Redpanda Schema Registry

In Redpanda, the messages exchanged between producers and consumers contain raw bytes. Schemas enable producers and consumers to share the information needed to serialize and deserialize those messages. They register and retrieve the schemas they use in the Schema Registry to ensure data verification.

Schemas are versioned, and the registry supports configurable compatibility modes between schema versions. When a producer or a consumer requests to register a schema change, the registry checks for schema compatibility and returns an error for an incompatible change. Compatibility modes can ensure that data flowing through a system is well-structured and easily evolves.
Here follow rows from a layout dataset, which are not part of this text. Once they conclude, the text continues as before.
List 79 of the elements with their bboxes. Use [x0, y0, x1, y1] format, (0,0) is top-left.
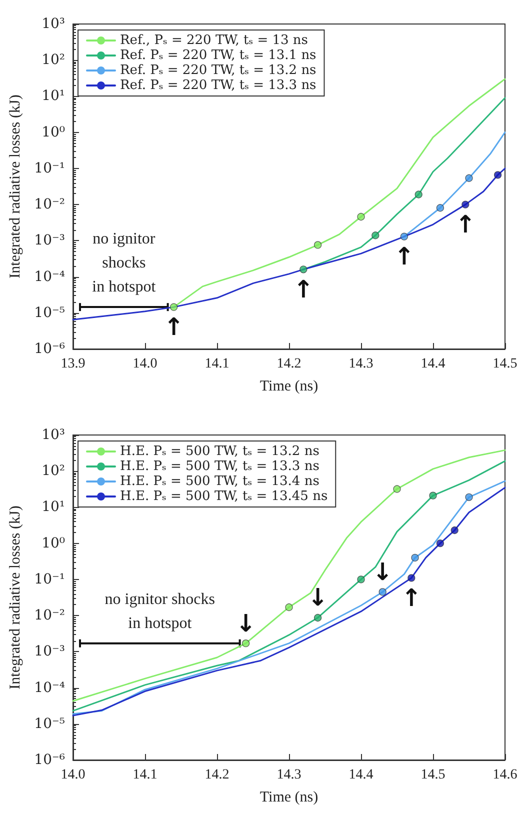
y-tick-label: 10¹	[42, 499, 65, 516]
x-tick-label: 13.9	[60, 356, 86, 372]
point	[400, 232, 408, 240]
point	[300, 266, 308, 274]
y-tick-label: 10⁻¹	[34, 160, 65, 176]
x-tick-label: 14.0	[60, 768, 86, 782]
point	[357, 576, 365, 584]
x-axis-title: Time (ns)	[260, 378, 318, 394]
annotation: no ignitor shocks in hotspot	[104, 590, 216, 632]
point	[408, 574, 416, 582]
y-tick-label: 10⁻⁶	[34, 341, 66, 357]
y-tick-label: 10⁻³	[34, 644, 65, 660]
annotation: ↑	[401, 584, 422, 612]
legend-label: H.E. Pₛ = 500 TW, tₛ = 13.45 ns	[120, 489, 328, 504]
point	[465, 493, 473, 501]
point	[314, 241, 322, 249]
x-tick-label: 14.4	[348, 768, 374, 782]
x-tick-label: 14.2	[204, 768, 230, 782]
annotation: ↓	[308, 584, 328, 612]
y-axis-title: Integrated radiative losses (kJ)	[8, 506, 24, 690]
point	[357, 212, 365, 221]
point	[494, 171, 502, 179]
y-tick-label: 10⁰	[42, 535, 66, 552]
legend-label: Ref., Pₛ = 220 TW, tₛ = 13 ns	[120, 33, 308, 48]
point	[462, 200, 470, 208]
y-tick-label: 10²	[42, 52, 65, 68]
point	[170, 303, 178, 311]
annotation: ↑	[394, 242, 414, 271]
y-tick-label: 10⁻⁵	[34, 304, 66, 321]
y-tick-label: 10³	[42, 16, 65, 32]
x-tick-label: 14.1	[132, 768, 158, 782]
point	[465, 174, 473, 182]
point	[285, 603, 293, 612]
point	[429, 492, 437, 500]
y-tick-label: 10¹	[42, 88, 65, 104]
y-tick-label: 10⁻¹	[34, 571, 65, 588]
y-tick-label: 10²	[42, 463, 65, 480]
x-tick-label: 14.4	[420, 356, 446, 372]
legend-label: Ref. Pₛ = 220 TW, tₛ = 13.1 ns	[120, 48, 316, 63]
y-axis-title: Integrated radiative losses (kJ)	[8, 94, 24, 278]
point	[378, 588, 386, 596]
x-tick-label: 14.6	[492, 768, 518, 782]
annotation: ↑	[455, 210, 476, 239]
annotation: ↑	[293, 275, 314, 304]
legend-label: H.E. Pₛ = 500 TW, tₛ = 13.2 ns	[120, 444, 320, 459]
y-tick-label: 10⁻²	[34, 608, 65, 624]
legend-label: Ref. Pₛ = 220 TW, tₛ = 13.3 ns	[120, 78, 316, 93]
y-tick-label: 10⁻⁶	[34, 752, 66, 768]
point	[414, 190, 422, 198]
point	[372, 232, 380, 240]
legend-label: H.E. Pₛ = 500 TW, tₛ = 13.3 ns	[120, 459, 320, 474]
x-tick-label: 14.1	[204, 356, 230, 372]
annotation: ↓	[372, 558, 393, 586]
y-tick-label: 10⁻⁴	[34, 268, 66, 285]
x-axis-title: Time (ns)	[260, 790, 318, 806]
annotation: ↑	[164, 313, 184, 342]
x-tick-label: 14.3	[276, 768, 302, 782]
point	[450, 526, 458, 534]
point	[436, 540, 444, 548]
y-tick-label: 10³	[42, 427, 65, 443]
y-tick-label: 10⁰	[42, 124, 66, 140]
point	[436, 204, 444, 212]
x-tick-label: 14.2	[276, 356, 302, 372]
point	[314, 614, 322, 622]
x-tick-label: 14.0	[132, 356, 158, 372]
y-tick-label: 10⁻³	[34, 232, 65, 249]
point	[393, 485, 401, 493]
x-tick-label: 14.5	[420, 768, 446, 782]
point	[242, 640, 250, 648]
legend-label: Ref. Pₛ = 220 TW, tₛ = 13.2 ns	[120, 63, 316, 78]
annotation: ↓	[236, 609, 256, 638]
point	[411, 554, 419, 562]
legend-label: H.E. Pₛ = 500 TW, tₛ = 13.4 ns	[120, 474, 320, 489]
y-tick-label: 10⁻⁴	[34, 680, 66, 696]
y-tick-label: 10⁻⁵	[34, 716, 66, 732]
x-tick-label: 14.5	[492, 356, 518, 372]
y-tick-label: 10⁻²	[34, 196, 65, 213]
annotation: no ignitor shocks in hotspot	[92, 230, 156, 296]
x-tick-label: 14.3	[348, 356, 374, 372]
The Schema Registry is built directly into the Redpanda binary. It runs out of the box with Redpanda’s default configuration, and it requires no new binaries to install and no new services to deploy or maintain. You can use it with the Schema Registry API or Redpanda Console.

Schema terminology

Schema: A schema is an external mechanism to describe the structure of data and its encoding. Producer clients and consumer clients use a schema as an agreed-upon format for sending and receiving messages. Schemas enable a loosely coupled, data-centric architecture that minimizes dependencies in code, between teams, and between producers and consumers.

Subject: A subject is a logical grouping for schemas. When data formats are updated, a new version of the schema can be registered under the same subject, allowing for backward and forward compatibility. A subject may have more than one schema version assigned to it, with each schema having a different numeric ID.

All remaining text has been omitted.